According to reports from leading brokerages:

  • Jefferies expects GST on cement, two-wheelers, and air conditioners to drop from 28% to 18%. Other categories that could see cuts include insurance, hybrid cars, garments, footwear, and processed foods.
  • Citi highlighted medicines, non-alcoholic beverages, apparels, white goods, insurance, and cement as potential beneficiaries.
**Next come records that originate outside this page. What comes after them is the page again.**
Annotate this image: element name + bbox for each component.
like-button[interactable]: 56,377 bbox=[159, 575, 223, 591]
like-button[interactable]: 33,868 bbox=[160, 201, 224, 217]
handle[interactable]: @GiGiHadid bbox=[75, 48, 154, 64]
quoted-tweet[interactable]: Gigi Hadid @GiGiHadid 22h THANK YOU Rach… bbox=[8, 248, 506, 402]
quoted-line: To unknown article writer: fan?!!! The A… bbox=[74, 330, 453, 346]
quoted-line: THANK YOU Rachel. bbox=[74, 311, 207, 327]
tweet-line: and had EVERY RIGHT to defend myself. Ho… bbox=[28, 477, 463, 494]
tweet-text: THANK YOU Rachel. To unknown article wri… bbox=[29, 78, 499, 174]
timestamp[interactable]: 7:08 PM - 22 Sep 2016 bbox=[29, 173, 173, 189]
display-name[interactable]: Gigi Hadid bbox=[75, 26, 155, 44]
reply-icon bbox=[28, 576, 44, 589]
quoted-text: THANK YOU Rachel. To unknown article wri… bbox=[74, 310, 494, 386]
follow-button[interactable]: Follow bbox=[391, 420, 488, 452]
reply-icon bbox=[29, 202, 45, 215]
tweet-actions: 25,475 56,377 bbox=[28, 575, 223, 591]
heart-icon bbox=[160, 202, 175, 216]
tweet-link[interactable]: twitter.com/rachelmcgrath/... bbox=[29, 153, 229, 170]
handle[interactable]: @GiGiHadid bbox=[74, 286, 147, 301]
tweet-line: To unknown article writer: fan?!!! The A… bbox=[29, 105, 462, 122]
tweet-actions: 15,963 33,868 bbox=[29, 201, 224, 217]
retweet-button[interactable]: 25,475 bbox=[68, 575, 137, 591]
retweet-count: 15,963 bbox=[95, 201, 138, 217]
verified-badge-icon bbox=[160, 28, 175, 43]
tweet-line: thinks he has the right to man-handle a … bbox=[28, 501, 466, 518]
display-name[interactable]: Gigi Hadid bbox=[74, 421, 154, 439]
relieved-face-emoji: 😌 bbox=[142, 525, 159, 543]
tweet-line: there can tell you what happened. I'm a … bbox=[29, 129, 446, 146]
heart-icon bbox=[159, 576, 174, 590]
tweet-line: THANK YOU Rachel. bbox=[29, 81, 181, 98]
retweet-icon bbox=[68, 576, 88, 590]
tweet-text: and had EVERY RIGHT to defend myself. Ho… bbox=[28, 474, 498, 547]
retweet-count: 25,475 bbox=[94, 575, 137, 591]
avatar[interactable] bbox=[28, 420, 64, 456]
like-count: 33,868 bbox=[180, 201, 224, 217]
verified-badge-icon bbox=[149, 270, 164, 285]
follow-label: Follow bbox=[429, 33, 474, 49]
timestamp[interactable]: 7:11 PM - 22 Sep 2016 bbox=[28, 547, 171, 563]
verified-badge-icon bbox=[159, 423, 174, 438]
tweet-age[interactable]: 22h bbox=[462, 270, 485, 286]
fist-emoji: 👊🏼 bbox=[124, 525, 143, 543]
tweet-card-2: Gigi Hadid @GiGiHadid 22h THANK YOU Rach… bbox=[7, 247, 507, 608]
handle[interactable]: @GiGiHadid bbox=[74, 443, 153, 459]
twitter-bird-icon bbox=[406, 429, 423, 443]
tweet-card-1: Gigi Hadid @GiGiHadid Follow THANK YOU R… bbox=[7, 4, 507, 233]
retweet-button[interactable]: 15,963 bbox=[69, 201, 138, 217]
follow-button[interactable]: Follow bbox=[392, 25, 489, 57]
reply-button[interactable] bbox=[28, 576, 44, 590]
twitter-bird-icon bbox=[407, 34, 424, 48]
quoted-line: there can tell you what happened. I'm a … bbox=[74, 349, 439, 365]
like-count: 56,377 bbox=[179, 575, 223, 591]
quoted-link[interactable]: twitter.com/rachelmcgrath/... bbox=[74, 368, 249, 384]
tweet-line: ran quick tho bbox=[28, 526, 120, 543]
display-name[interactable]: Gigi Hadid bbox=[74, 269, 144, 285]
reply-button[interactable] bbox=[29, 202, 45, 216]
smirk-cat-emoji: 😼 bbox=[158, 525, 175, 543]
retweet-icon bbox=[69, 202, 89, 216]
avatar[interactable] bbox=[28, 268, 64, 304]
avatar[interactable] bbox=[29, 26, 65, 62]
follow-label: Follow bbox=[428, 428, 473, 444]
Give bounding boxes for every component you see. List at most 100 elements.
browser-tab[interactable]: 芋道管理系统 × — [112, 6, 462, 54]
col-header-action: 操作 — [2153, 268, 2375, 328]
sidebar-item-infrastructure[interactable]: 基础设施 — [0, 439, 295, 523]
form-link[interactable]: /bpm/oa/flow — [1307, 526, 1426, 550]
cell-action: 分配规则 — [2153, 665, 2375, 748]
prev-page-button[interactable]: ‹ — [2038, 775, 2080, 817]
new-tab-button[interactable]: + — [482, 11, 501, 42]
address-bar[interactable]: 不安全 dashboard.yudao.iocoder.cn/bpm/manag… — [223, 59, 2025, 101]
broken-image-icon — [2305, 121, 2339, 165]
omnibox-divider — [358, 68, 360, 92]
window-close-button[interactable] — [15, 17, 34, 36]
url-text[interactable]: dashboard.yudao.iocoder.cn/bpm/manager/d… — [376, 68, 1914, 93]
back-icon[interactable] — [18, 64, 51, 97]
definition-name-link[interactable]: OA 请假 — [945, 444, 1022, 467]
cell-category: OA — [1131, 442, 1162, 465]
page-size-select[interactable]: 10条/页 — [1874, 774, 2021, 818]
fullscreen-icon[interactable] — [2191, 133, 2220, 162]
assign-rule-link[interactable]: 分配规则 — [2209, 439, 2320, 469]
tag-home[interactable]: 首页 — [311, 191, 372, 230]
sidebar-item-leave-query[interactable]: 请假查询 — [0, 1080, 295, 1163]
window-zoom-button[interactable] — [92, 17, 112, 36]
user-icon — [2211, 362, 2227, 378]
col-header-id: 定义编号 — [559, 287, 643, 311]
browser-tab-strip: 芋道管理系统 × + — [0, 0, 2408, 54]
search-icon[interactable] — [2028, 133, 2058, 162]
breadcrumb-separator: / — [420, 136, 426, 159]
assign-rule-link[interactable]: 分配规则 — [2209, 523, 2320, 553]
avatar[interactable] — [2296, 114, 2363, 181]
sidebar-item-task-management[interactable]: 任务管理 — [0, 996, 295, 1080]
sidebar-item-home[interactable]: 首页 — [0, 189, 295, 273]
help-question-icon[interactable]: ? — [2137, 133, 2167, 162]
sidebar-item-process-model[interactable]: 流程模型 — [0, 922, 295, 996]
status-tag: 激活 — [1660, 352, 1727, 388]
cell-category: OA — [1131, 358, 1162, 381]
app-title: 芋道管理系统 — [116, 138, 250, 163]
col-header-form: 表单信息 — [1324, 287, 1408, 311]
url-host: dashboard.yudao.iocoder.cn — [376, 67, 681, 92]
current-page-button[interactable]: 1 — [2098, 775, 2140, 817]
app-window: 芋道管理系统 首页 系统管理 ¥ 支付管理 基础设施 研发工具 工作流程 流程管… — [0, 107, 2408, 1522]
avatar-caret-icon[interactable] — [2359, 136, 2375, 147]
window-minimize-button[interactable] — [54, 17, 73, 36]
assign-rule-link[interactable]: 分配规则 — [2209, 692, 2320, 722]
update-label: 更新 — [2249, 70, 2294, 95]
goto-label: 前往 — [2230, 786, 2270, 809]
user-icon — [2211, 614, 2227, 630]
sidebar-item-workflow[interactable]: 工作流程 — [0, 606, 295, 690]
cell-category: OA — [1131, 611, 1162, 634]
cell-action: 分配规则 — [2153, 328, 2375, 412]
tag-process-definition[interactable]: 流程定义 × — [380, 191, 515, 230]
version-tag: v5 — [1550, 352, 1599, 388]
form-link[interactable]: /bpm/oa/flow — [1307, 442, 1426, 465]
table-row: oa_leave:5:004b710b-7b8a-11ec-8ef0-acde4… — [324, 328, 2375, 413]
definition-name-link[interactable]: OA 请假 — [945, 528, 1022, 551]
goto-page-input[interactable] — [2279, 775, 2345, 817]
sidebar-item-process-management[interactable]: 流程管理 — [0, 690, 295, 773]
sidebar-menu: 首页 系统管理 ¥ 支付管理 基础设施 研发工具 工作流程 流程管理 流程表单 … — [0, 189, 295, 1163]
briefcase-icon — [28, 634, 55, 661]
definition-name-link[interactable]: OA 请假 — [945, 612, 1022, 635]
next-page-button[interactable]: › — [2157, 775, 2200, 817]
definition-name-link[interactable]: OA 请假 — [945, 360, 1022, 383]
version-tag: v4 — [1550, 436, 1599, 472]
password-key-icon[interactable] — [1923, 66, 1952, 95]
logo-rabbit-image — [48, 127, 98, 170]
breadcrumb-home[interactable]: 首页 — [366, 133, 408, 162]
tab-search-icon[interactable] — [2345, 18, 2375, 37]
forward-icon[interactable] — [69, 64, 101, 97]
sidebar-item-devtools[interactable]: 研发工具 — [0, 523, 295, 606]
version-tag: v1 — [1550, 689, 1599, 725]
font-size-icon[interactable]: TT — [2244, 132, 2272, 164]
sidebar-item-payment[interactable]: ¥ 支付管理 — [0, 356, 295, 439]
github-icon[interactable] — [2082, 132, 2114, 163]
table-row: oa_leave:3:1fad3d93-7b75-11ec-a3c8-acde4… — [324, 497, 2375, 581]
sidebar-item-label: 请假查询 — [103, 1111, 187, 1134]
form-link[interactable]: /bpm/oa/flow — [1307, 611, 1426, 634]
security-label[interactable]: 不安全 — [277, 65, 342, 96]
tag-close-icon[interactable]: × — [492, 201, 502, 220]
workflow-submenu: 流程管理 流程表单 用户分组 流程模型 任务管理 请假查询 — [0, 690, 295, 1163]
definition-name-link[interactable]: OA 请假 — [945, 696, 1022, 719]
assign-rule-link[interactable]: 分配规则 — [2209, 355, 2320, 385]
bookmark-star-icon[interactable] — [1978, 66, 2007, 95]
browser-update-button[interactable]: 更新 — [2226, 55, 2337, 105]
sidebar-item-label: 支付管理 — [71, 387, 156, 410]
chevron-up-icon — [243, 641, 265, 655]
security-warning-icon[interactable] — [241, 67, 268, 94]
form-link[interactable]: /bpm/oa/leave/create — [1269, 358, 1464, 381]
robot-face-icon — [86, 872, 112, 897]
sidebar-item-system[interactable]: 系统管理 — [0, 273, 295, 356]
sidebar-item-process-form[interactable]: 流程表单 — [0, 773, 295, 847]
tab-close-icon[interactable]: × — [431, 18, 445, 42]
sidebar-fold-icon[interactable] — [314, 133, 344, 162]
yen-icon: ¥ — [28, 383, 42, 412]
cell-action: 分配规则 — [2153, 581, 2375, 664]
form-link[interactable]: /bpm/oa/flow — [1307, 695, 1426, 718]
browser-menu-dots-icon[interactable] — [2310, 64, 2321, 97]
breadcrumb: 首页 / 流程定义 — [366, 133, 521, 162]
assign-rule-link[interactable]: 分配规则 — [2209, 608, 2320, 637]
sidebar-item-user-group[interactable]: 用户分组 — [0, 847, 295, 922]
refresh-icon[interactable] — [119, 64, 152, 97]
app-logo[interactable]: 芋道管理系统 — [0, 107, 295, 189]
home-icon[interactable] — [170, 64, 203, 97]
It estimates that the combined effect of GST revision, income tax relief, and lending rate cuts in FY26 could equal 0.7–0.8% of GDP, boosting festive demand.
  • Goldman Sachs pointed to consumer names likely to benefit from slab changes:
    • Trent (Zudio apparel above ₹1,000)
    • Page Industries (outerwear above ₹1,000)
    • Bata (footwear below ₹1,000)
    • Metro Brands (Walkway store expansion at sub-₹1,000 price points)
      Stocks like Nestle, Dabur, and Titan may also gain.
  • CLSA sees strong demand revival in air conditioners and cement if rates are cut to 18%. It noted that both sectors together account for nearly 3.5% of GST collections.
  • Bernstein expects markets to react positively, projecting high single-digit Nifty returns for the year despite global tariff uncertainties. It prefers consumer-oriented sectors and recently upgraded staples and durables to “overweight.”

Market Outlook

Analysts agree that a GST reduction could revive consumption and improve corporate earnings, particularly in consumer durables, staples, cement, and automobiles. While some capex-driven sectors may face a short-term funding shift, festive demand is expected to provide a strong boost to FY27 earnings.